Лиза помчалась просить товарищей сделать за нее семичасовое наблюдение, если она не успеет к вечеру.
Алексей Харитонович был на охоте. Он любил охотиться, и Валя, как и Ангелина Ефимовна, охотно отпускала его в тайгу. Свежая дичь всегда была кстати в нашем рационе. Иногда с ним уходили на охоту кто-либо из сотрудников, чаще геофизики, только не Леша Гурвич. Он не любил охоты. Я тоже.
Мы пообедали наскоро, прямо на кухне. Там сидел Бехлер. Узнав, кого мы едем встречать, они с Гарри переглянулись, потом оба вопросительно глянули на меня. Я пожал плечами. Марк ничего не заметил. Я ему не рассказывал про Абакумова. Новые работники обсерватории этой истории не знали.

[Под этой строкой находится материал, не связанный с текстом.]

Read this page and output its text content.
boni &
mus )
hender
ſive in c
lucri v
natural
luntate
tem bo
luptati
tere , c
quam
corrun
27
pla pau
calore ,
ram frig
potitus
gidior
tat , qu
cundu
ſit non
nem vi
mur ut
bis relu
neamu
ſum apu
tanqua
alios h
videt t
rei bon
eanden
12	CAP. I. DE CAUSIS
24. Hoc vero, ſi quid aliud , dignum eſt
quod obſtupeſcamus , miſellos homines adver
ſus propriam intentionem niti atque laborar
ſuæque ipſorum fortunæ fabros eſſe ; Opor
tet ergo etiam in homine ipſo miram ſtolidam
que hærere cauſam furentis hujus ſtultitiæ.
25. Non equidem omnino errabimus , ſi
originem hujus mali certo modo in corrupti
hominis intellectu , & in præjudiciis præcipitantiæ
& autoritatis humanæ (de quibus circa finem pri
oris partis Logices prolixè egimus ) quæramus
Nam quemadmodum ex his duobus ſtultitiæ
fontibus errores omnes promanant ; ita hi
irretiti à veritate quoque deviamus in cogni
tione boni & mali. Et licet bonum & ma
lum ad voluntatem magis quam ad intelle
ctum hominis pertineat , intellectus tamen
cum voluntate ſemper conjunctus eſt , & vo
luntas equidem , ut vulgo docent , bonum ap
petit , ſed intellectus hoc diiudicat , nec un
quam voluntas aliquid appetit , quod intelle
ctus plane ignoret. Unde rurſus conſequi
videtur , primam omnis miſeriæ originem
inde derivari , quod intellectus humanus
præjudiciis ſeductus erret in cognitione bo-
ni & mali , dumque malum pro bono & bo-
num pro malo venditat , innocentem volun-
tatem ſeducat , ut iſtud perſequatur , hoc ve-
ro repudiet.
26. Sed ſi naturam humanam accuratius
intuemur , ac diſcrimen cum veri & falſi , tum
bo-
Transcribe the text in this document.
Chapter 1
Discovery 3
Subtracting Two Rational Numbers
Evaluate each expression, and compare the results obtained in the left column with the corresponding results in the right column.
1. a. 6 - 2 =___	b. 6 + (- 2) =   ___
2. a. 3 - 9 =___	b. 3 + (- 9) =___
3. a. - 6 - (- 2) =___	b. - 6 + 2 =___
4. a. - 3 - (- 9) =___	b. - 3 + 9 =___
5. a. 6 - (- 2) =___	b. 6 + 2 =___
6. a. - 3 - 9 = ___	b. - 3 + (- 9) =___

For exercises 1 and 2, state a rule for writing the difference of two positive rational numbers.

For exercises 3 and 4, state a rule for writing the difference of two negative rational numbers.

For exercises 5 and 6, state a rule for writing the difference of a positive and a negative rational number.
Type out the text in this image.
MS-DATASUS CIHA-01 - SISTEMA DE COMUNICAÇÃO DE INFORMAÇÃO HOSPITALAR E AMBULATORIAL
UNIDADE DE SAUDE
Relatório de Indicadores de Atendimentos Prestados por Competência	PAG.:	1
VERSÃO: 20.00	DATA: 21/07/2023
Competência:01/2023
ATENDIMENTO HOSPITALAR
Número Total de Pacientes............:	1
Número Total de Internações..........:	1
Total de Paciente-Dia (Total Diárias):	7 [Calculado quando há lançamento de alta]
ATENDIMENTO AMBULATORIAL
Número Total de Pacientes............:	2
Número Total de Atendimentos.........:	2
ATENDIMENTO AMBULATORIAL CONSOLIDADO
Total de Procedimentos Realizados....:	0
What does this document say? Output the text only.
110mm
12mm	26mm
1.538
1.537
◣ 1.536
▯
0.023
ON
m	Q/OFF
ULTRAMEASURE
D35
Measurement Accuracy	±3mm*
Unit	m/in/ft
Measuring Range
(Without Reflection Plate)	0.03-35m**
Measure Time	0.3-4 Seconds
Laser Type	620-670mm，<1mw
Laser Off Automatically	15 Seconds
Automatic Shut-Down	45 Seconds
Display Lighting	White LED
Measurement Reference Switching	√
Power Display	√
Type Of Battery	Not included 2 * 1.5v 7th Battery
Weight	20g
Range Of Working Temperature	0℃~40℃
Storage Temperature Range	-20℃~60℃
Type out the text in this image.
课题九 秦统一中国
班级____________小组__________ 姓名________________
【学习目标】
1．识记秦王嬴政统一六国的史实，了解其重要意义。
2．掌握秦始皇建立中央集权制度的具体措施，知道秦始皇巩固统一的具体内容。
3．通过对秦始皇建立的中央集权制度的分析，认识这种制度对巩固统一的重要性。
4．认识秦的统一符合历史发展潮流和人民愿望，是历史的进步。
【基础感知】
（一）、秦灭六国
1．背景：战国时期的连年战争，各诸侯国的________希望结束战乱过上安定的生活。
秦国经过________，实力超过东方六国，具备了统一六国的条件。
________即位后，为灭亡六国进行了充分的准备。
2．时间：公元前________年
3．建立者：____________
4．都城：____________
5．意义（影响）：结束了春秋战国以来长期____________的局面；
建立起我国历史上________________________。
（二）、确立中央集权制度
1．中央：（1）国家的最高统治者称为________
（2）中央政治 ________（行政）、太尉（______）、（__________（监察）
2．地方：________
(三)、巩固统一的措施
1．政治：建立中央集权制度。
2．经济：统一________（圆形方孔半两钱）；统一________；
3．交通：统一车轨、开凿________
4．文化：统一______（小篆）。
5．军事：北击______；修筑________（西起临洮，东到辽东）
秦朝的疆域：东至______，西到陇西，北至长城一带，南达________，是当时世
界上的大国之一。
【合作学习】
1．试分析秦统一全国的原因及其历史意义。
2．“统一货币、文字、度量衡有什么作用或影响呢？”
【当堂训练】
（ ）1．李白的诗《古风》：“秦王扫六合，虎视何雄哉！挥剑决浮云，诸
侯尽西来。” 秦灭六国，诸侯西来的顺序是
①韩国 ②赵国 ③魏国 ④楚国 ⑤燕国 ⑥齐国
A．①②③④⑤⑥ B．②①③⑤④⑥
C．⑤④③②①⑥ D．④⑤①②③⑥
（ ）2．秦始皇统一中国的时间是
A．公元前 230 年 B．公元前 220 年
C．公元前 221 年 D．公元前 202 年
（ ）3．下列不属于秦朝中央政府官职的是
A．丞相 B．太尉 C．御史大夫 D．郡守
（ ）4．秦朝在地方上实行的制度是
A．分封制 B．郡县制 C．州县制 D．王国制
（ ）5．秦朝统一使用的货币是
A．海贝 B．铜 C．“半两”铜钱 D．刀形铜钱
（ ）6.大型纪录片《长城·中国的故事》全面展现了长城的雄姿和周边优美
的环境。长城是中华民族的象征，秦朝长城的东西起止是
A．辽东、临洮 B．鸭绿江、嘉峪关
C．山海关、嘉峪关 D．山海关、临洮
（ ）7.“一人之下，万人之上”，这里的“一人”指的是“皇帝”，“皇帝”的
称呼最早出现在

Так мы вылетели втроем… Как говорится, навстречу судьбе.
Глава четвертая
ВСТРЕЧА В ЗИМОВЬЕ
Мы приземлились на площади перед единственной гостиницей. Казаков, видимо, нас заждался. Он выскочил на улицу без шапки в одном свитере и довольно сердечно обнял меня. Я хотел познакомить его с Лизой и Марком, но куда там! Марк заорал:
— Берите вещи и скорее в вертолет!
Мела поземка, ветер все яростнее расшвыривал снег, кидал его в низкое, серое небо. Вертолет изрядно бросало. Всем стало очевидно, что до обсерватории не добраться. Обратно на Вечный порог — тоже… Мы почти вслепую перевалили хребет, и Марк приземлился у какого-то зимовья.
— Придется ночевать здесь! — прокричал он, открывая дверь. Ветер заглушал его голос. Из зимовья выскочили несколько парней и помогли нам закрепить вертолет. Мы поспешили укрыться в бараке.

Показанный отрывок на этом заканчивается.